New York Journal of Books


“The writing is strong and the twists and surprises enjoyable; the rising danger keeps the pages turning... Nicola Cornick does a skilful job of weaving teh worlds together and and making the history of Old Swindon come alive in the present.”

Historical Novel Society


A Sumptuous, spell-binding story

”Full of mystery, secrets, heartbreak and magic that will keep you guessing."

Sarra Manning, Red Magazine


Lyrical, ethereal and mysterious.

“Her style is unlike anything I have read and is completely mesmerising.

Travelling Book Nerds


"Lush historical drama with mystery and magical realism."

Girls in Books


“'The Woman in the Lake weaves through time and space... Unputdownable."

Janet Webb, Criminal Element


"An Assured Storytelling Style."

New York Review of Books


"A Fascinatingly Intricate Storyline... Highly Entertaining."

Liz Robinson, Lovesreading


Extract from The Woman in the Lake


Extract from Chapter 6

The lid of the box lifted away to reveal layers of tissue paper with a neat cut sliced through them. On top was a piece of thick, cream-colour writing paper, folded in half, covered with Sarah’s imperious handwriting. It felt very odd to see it now, her grandmother speaking to her from beyond the grave when she had barely spoken to her at all in the last twelve years of her life.


“This is yours. Do with it what you think best but be aware of the danger.”

The note was unsigned.

Fen’s heart started to race. She knew at once what “this” was.

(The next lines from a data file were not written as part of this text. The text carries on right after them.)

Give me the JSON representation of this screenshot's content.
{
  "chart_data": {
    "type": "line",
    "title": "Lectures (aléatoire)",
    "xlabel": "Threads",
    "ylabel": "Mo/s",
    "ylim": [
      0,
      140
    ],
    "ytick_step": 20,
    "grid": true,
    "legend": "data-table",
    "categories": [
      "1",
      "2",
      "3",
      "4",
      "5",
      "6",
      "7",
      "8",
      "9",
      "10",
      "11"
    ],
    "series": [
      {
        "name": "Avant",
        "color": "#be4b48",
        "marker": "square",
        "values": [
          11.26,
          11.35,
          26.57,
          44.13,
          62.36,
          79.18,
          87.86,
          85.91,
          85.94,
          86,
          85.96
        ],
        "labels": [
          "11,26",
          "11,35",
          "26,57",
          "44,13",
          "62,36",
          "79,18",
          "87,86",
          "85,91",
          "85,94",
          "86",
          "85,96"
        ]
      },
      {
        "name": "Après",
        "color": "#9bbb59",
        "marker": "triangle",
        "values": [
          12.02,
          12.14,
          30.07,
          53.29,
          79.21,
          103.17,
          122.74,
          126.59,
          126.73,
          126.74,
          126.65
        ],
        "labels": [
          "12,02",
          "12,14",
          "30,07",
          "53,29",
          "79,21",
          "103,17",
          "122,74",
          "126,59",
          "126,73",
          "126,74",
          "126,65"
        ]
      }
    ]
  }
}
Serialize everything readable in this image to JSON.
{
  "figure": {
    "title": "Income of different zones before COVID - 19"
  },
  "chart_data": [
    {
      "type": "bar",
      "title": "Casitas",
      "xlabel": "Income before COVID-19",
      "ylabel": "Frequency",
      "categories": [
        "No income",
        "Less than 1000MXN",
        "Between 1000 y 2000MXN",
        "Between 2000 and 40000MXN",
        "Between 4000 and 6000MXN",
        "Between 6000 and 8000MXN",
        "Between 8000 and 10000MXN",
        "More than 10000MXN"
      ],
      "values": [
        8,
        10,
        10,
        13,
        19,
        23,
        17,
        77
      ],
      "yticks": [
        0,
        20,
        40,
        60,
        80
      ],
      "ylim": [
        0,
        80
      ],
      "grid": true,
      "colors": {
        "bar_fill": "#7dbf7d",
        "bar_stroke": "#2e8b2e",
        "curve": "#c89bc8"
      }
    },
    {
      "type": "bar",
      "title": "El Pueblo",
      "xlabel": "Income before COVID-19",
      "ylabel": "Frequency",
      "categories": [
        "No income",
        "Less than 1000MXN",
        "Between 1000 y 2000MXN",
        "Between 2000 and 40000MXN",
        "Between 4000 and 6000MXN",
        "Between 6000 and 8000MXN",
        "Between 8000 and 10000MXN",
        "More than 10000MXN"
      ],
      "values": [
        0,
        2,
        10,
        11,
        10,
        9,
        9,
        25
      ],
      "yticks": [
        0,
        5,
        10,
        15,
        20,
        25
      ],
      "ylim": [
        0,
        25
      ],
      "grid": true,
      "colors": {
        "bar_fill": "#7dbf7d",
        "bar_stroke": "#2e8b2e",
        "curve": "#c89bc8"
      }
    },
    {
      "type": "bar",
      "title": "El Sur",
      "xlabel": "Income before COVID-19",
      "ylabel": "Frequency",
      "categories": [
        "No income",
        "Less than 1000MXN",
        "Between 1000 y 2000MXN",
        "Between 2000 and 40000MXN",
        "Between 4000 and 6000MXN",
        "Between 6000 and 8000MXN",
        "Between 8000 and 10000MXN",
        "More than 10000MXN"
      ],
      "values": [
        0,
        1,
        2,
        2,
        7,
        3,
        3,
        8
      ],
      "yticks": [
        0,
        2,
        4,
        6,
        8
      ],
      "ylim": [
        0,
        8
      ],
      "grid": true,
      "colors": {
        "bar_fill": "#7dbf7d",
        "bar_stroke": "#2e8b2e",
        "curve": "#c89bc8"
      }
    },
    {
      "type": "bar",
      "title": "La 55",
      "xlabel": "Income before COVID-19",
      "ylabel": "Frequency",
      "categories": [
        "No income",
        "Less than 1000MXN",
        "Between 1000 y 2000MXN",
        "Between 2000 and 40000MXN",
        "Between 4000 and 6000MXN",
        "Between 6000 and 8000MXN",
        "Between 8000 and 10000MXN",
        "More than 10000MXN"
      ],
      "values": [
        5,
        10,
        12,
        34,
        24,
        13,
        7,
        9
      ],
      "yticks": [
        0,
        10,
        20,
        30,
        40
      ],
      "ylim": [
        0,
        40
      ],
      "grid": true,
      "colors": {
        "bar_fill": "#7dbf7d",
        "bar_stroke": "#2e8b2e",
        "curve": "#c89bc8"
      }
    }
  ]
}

Carefully and with hands that shook, she unfolded the rustling layers of tissue paper. A faint smell came from the box – lavender, conjuring up the memory of her grandmother’s garden in the summer and the sun on hot stone, and mothballs, a pungent smell she had always hated. Her fingers brushed something soft and smooth, silk, aged and pale yet still retaining the shimmer of gold.

A sensation shot through her, recognition and dread and a strange sort of excitement.

The golden gown came free of its wrappings with a whisper of sound that was like the past stirring. It felt as though it sighed, shivering in Fen’s hands. Unconsciously, she held it close to her heart in exactly the same way she had done in her bedroom fourteen years before.

She had had no idea that her grandmother had known about the golden gown. When she had left Swindon she had abandoned it in the bottom of her wardrobe underneath her sports kit and her hockey stick. It felt like something she had outgrown along with her childhood. She needed to leave it behind and move on.

She wondered if Sarah had found the gown when she had packed up to move back to her native Norfolk. It was odd that she had said nothing at the time, but then they had not really been on speaking terms.

Fen picked up her grandmother’s note again, frowning a little.

“This is yours. Do with it what you think best but be aware of the danger.”

What on earth had Sarah meant by that?


Fen knew all about danger. She had an intimate, atavistic relationship with it that raised the hairs on the back of her neck. The memory of terror stalked her. She only needed to close her eyes to see each episode unfurl like a film reel. She would be running, tripping in her haste to escape, her heart pounding. Then Jake would catch her.  She could feel his grip on her arm, the wrench of her bones as he hauled her back against him and held her close.

“I love you,” he had kept repeating, as though that were a charm that warded off all evil. “I love you so much. I will always love you.”

She never wanted to hear those words again.

She gave a violent shudder and came back to the room and the bright sunshine and the golden gown. How could it be dangerous? It was just a piece of old silk and lace.